Sometimes the most entrenched forms of prejudice can be the hardest to see and articulate. So it is with the latest drama written by Duncan Kidd, Being A Dad, performed by the Strange Town company at this year’s Just Festival and developed in association with the Fathers Network Scotland. By shedding light on the ways in which both institutions and individuals can often treat dads as the “other” identity in the parenting relationship, differentiated from the naturalness and social correctness of motherhood, Kidd and the young cast deliver a simplistic yet powerful performance with a message that refuses to be ignored.

Being a Dad is a brief, fragmented pastiche of modern paternity, moving through several distinct scenarios that each serve to highlight aspects of fatherhood as is it experienced today. Over the course of an hour, a lot of ground is covered – gay fathers, teenage fathers, absent fathers, single fathers – and many familiar paternal archetypes are deconstructed in the process. Far from being the stoical, undemonstrative breadwinners of old, this dramatisation presents fatherhood as an identity that is increasingly variegated, fluid and complex.

Providing continuity between the several narrative switches is a central journey taken by a police officer and a young inmate handcuffed together in a police van crawling through a city. The purpose of their journey is at first unclear, until at last it is revealed that the young inmate is about to go through one of the most important rites of fatherhood of them all. Through monologues and conversations, these two young fathers – in some respects social opposites, institutional enemies – are nevertheless united in their love for their children and their overriding, inescapable social identities as fathers.

The play utilises short scenes, rapid changes and sparse context; and at times can be hard to keep up with. However, the strength of the performances, the simplicity of the staging and the directness of the language combine to unite the different narrative threads effectively and with purpose. By the conclusion, a sense of social authenticity is created from the mosaic, so much so that you might feel like you have spent the past hour peering into living rooms and walking around street corners.

Being a Dad further prioritises the details over grander story arcs or fully-realised characterisation. This works on multiple levels, both conveying some of the messiness and daily desperation inherent to the parenting process; and demonstrating how the experience of being a dad can sometimes be best encapsulated in the smallest of things, whether the tininess of baby shoes, the vulnerability of singing a song or reading a story, the patronising glare of a nurse or acquaintance. At the more critical end, it arguably reflects the shallower legal and social recognition bestowed upon fatherhood in comparison to motherhood: it is hard to deny that paternal identities continue to be marginalised, with stay-at-home dads regularly seen as somehow emasculated and single fathers as suspicious.
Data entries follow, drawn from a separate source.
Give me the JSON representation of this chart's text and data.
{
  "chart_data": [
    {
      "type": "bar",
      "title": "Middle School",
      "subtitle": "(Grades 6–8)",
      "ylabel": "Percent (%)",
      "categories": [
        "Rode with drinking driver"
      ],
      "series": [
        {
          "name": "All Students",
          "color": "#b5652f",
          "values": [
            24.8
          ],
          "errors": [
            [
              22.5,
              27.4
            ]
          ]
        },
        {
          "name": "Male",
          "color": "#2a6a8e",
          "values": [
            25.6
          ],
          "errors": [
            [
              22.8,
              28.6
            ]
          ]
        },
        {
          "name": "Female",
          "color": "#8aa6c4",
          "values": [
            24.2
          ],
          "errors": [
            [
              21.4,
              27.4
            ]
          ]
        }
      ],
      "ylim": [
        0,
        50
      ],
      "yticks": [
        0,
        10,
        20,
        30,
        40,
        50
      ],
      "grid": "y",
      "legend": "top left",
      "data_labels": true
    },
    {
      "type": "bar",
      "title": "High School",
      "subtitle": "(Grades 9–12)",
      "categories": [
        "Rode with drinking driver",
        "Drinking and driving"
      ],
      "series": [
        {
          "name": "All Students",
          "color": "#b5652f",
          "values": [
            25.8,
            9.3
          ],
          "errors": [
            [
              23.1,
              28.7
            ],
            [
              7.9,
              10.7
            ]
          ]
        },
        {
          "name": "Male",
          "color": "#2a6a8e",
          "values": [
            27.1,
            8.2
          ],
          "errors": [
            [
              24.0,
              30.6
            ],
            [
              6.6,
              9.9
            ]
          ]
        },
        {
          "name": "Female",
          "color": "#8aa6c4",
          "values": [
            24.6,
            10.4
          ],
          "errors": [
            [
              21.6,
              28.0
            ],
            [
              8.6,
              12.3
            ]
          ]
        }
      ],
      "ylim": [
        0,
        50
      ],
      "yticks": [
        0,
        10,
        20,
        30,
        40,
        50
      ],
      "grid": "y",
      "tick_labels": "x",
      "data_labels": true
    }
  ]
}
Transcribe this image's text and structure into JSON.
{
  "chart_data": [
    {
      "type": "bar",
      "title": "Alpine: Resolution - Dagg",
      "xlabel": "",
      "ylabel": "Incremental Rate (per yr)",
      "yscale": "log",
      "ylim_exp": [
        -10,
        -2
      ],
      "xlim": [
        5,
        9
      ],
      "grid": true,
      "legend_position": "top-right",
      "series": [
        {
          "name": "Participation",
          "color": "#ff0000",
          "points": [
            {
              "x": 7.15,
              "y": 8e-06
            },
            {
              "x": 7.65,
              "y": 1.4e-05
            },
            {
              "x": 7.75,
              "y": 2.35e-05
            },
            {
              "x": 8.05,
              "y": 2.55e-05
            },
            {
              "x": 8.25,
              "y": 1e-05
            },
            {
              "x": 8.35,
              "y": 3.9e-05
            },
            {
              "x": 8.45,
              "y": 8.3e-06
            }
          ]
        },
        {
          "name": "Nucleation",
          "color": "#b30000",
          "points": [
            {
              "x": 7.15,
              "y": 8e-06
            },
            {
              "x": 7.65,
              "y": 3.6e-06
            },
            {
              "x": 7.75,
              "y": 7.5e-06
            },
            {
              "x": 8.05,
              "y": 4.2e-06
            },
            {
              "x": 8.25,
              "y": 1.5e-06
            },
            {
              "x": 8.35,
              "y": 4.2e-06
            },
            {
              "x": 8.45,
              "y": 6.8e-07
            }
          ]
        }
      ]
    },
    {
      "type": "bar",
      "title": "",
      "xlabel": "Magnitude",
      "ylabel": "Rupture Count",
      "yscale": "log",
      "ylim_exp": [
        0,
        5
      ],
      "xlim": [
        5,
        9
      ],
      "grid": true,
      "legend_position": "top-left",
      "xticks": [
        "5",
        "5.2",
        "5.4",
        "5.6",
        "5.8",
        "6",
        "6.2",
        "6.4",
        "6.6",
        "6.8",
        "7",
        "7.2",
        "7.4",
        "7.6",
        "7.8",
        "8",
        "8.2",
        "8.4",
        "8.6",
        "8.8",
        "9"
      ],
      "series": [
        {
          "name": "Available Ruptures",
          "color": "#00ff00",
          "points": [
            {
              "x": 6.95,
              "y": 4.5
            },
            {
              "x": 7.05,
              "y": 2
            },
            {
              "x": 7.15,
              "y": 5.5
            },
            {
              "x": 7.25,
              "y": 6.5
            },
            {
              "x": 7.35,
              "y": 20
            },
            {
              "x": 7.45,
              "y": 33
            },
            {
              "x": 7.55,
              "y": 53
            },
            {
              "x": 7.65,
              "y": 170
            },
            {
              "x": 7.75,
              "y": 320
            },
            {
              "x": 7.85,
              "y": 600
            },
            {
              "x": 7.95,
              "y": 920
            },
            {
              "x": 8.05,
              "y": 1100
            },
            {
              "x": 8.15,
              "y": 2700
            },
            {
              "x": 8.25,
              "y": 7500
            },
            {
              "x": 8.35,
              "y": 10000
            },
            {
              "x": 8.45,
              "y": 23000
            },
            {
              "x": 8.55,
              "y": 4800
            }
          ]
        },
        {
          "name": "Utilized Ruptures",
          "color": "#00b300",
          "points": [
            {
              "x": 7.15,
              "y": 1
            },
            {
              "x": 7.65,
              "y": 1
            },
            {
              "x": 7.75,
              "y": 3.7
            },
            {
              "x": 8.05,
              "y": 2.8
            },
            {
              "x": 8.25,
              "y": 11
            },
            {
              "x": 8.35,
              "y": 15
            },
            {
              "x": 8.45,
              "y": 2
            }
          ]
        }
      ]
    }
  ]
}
Being a Dad, unsurprisingly for a piece of campaign theatre, is primarily designed to get the public engaged with the issues and, to this end, audience members are actively encouraged to share their thoughts with the researchers, cast and crew. However, there is enough humour and humane observation contained within it to save it from being overly instructive. And at a time of heightened social pressure in which one of the dominant discourses to have emerged focuses on a perceived “crisis of masculinity”, its overall messages deserve to be taken seriously.

And what are these messages? That being a dad is difficult and fundamental and crucial. That the unpacking of gender binaries will reinterpret masculinity at least as much as femininity. And that there are as many types of father as there are fathers in the world; and a dad is therefore never just one thing or the other.